I'll just have to make it look like I planned it.
With a minimum of small talk, I manage to get him home to the small bungalow that Sheryl and I rent.
When I open the door, he sees Sheryl standing at the other side of the foyer, and his face falls.
Sheryl is about 5'11" barefoot. Taller than Ty, much taller than me, Latinx, covered in tattoos and piercings, her hair dyed dark purple, almost black. She's a fat hourglass with big tits and a wide ass.
Today, she's wearing a sleeveless floral sundress with a deep V-neck that plunges all the way to her deep navel.
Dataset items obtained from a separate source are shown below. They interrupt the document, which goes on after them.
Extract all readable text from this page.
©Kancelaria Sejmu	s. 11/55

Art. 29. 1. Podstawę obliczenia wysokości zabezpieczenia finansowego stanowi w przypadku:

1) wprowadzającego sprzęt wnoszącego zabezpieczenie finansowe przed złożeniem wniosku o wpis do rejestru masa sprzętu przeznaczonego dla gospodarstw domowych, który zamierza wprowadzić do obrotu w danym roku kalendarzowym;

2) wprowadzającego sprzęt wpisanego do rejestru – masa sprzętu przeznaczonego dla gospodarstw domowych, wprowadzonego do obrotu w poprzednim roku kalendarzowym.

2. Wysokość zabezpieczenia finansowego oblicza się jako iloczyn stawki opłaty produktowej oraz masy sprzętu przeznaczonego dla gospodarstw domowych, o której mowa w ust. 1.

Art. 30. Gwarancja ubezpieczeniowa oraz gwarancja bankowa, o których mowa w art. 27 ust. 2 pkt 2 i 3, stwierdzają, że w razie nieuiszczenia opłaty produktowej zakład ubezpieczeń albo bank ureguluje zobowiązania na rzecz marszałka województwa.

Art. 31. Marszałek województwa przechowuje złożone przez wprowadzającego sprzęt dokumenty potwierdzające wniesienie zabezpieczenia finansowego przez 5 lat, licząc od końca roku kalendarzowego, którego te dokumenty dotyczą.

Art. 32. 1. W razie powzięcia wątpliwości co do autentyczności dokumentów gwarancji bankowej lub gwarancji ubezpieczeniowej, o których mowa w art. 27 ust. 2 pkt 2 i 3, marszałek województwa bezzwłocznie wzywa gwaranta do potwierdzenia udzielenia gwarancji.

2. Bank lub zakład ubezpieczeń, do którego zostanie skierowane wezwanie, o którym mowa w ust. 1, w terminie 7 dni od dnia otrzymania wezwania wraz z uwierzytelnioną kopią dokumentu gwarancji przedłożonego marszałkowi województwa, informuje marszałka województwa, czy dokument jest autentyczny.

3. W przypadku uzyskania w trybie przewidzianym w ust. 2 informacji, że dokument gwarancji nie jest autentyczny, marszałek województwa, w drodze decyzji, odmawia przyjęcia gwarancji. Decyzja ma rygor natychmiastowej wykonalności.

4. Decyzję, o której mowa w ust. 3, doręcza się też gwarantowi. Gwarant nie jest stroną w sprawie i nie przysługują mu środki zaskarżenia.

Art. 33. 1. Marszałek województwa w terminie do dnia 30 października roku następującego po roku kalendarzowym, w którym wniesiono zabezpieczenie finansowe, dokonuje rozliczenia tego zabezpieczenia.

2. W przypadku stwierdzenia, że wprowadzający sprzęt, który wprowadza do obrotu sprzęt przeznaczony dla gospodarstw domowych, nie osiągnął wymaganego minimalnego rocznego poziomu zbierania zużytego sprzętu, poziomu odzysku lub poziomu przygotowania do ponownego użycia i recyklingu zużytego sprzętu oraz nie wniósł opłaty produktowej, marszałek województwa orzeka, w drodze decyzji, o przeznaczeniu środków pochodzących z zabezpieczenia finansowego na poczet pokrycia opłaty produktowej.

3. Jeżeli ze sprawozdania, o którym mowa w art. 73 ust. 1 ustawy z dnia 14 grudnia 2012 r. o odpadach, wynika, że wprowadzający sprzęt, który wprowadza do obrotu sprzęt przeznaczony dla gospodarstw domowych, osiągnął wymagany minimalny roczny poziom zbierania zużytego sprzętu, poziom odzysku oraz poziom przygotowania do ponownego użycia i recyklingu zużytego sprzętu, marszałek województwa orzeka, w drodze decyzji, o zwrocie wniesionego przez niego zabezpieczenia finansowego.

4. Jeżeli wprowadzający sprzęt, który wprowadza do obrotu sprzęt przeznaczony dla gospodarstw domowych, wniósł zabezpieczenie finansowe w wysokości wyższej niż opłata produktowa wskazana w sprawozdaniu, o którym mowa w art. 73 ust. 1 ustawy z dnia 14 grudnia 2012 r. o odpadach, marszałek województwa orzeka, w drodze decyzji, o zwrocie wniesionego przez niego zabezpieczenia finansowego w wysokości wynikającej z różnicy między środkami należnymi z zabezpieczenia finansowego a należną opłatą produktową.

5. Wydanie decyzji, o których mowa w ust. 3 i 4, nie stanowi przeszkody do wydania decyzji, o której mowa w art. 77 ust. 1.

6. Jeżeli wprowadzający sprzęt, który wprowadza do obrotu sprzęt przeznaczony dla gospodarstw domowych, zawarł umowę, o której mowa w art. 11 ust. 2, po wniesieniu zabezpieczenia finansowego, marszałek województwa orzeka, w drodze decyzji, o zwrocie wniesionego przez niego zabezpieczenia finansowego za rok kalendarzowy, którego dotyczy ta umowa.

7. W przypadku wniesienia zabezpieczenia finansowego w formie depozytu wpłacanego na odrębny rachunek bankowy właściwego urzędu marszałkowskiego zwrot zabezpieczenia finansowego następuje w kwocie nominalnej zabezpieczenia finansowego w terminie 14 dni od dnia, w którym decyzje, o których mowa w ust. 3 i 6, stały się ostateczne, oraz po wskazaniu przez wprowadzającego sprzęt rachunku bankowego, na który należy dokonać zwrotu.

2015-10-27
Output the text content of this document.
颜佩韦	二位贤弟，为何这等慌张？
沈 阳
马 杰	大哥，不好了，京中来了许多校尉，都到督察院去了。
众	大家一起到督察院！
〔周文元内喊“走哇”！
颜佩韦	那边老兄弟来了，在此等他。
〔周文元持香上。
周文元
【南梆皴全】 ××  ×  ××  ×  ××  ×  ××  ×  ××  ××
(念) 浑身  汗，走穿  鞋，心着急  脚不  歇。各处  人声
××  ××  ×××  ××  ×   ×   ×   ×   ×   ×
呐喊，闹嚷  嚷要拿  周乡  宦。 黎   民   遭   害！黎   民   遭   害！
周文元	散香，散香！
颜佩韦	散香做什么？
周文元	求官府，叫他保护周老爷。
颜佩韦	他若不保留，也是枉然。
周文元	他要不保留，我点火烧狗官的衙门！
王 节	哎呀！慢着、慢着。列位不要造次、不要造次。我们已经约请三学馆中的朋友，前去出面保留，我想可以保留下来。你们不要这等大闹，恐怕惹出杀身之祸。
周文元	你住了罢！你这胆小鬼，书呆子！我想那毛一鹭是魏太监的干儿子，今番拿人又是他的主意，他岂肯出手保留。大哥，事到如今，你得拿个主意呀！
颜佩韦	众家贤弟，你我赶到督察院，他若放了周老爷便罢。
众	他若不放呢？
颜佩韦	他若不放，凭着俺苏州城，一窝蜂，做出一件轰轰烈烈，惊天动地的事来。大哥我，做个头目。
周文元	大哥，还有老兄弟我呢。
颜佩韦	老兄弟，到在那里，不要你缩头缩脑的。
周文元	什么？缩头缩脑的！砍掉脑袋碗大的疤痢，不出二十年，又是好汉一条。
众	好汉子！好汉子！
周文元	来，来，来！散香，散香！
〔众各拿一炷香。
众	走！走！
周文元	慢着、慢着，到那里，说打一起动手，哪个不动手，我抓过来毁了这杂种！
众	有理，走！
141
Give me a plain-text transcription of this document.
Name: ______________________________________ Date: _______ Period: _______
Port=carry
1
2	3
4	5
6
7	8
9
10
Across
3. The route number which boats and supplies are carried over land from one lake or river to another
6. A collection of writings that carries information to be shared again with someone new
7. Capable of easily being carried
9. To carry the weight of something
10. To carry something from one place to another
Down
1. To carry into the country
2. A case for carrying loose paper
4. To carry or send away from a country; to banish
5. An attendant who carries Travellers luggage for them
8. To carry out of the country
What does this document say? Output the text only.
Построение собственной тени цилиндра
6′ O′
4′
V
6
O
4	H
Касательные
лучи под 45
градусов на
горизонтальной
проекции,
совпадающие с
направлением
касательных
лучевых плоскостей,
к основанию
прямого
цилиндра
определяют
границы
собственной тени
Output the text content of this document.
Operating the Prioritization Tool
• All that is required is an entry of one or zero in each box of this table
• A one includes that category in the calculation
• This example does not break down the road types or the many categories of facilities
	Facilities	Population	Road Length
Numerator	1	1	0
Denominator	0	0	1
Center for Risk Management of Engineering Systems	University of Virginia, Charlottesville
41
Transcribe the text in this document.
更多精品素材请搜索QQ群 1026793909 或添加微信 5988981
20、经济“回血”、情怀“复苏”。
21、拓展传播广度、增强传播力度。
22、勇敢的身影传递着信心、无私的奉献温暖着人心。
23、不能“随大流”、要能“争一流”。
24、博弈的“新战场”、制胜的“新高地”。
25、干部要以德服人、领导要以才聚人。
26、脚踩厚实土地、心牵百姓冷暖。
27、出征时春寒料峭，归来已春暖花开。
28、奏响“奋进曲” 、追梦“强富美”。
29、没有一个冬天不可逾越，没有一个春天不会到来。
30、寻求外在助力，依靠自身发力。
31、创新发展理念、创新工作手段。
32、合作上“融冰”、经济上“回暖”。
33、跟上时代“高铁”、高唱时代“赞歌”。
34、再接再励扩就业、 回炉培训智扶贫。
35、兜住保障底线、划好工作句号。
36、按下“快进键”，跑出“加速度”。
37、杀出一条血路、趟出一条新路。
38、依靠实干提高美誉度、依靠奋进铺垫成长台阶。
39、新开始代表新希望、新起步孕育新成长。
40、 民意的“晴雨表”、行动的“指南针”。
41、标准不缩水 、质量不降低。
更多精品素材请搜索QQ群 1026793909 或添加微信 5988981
It puts the pendulousness of her breasts and the stretch marks on her belly on proud display.
The first time I ever saw Sheryl, from across the room at a party, my second thought was that I'd fallen in love. My first thought was that I wanted her hands inside my body immediately.
She looks like she just finished doing something in a hurry. Something present-related, no doubt.
"Hey, babe," I say, "I brought you something."
I can almost feel the wheels turning inside Ty's head.